While 3GPP could have taken a radical approach to define a clean slate radio system to meet the broadcasters’ requirements, a more pragmatic route was chosen: experiences from the past with dedicated modems such as MediaFLO or DVB-H, and the need for easy integration into mainstream mobile devices, led to the decision to evolve eMBMS to LTE- based 5G Broadcast instead of any radical new designs. The term hardware-compatible feature was coined in the process, i.e., LTE-based 5G Broadcast was developed with the cellular modem architecture in mind: the new features added to the physical and higher layers were carefully designed to be compatible with the cellular modems that are in our smartphones today. To support reception from broadcast networks, such as a high-power high-tower downlink-only infrastructure, existing hardware in smartphones can be entirely reused. With this integration, typical commercial assessments before adding a new modem technology to a mainstream mobile chipset can be cut short or completely bypassed: for example, a detailed analysis of the technology in terms required area size, hardware availability, power consumption, integration with the apps and operating systems, global harmonization, development timescales, co-existence and re-use of existing functions, testing and interoperability testing, and many more.

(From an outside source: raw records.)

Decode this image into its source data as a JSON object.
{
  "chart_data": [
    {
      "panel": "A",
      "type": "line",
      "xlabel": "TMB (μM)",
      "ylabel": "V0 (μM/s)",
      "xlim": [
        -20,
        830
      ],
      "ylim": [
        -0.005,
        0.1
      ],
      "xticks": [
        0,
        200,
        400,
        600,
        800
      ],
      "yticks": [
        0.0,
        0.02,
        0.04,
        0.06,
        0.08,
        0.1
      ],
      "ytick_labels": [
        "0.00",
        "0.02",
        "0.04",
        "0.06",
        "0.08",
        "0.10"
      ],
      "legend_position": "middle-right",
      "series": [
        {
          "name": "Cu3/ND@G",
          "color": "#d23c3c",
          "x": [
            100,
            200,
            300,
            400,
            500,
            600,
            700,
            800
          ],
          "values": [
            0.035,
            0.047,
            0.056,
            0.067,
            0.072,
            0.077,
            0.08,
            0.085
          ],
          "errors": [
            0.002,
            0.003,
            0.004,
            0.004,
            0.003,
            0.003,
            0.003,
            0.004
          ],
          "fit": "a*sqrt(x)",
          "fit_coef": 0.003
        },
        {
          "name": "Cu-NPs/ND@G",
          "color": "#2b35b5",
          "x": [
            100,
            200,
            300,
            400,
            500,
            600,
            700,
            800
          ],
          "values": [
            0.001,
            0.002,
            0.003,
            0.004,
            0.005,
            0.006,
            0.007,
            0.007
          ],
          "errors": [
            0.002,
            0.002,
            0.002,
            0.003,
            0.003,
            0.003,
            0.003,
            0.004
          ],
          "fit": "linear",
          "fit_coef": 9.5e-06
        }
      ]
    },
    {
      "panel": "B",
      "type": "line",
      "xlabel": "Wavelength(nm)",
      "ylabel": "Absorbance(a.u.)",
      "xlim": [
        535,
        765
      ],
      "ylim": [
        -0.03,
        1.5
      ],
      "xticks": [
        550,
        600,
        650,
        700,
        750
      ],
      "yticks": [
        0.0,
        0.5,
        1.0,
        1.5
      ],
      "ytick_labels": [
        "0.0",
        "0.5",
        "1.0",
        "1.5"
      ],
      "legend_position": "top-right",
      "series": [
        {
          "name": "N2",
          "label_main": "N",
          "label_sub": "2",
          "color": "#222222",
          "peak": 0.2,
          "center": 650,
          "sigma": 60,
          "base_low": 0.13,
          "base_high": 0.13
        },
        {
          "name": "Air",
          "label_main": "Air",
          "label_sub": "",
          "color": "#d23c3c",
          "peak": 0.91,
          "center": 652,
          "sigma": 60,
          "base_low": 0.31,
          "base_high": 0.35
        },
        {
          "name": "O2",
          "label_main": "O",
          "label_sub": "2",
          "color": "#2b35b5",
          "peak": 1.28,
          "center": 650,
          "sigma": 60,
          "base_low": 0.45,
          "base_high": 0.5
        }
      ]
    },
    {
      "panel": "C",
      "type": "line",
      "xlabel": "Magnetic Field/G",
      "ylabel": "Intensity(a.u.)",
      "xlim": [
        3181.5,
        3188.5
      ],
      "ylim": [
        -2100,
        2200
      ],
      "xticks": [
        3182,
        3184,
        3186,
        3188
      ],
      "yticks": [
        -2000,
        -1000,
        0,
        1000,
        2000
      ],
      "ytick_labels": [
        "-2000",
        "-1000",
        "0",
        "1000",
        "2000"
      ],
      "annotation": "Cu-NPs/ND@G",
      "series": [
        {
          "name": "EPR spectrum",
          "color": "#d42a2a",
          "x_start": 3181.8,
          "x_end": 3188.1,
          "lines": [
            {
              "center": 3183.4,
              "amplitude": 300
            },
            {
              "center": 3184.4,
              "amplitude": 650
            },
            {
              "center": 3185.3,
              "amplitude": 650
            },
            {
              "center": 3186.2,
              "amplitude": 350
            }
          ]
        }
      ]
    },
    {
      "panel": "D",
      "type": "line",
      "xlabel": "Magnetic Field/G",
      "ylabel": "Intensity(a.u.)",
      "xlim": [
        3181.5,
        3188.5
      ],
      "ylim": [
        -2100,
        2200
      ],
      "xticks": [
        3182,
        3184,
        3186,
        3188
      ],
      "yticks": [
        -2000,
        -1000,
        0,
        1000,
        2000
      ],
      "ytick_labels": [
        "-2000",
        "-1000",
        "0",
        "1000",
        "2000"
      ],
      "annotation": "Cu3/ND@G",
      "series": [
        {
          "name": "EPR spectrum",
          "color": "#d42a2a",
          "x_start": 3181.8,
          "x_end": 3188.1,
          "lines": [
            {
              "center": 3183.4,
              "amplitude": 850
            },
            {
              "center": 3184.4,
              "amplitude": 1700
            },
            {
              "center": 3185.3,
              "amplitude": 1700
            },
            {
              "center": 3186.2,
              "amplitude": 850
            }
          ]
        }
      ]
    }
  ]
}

Based on all these considerations, 5G Broadcast can be viewed as a modem feature, like many other technology enhancements in 3GPP, that reuses the basic building blocks of a cellular modem. With this, many new opportunities may arise. For example, this could almost instantly expand the reach that broadcasters can have, in terms of access to the millions of (3GPP standards’ compliant) smartphones all over the world, that are—and will be—in people’s pockets now and for the years and decades to come.

Based on this introduction, this paper addresses the following main contributions:

  1. Provide a summary of the technology extensions to meet the broadcast requirements for LTE-based 5G Broadcast, to meet the main design target & “reason for being” of 5G broadcast, namely, to enable operation of a broadcast network (including high-power high-tower) where the receivers are hardware- compatible with cellular modems.

  2. Providing an analysis of 5G Broadcast over different physical environments of practical interest for broadcasters. To evaluate the performance of a hardware- compatible design compared to an unconstrained design, we provide an estimate of the gains that certain features would provide, as compared to currently specified 5G Broadcast.

  3. We provide examples of how additional enhancements can be added to 5G Broadcast in a hardware-compatible manner by reusing some cellular building blocks (e.g., HARQ combining) to realize features present in broadcast standards (e.g., time-interleaving). We also assess the performance impact of utilizing the basic cellular feature of receiver antenna diversity on broadcast performance.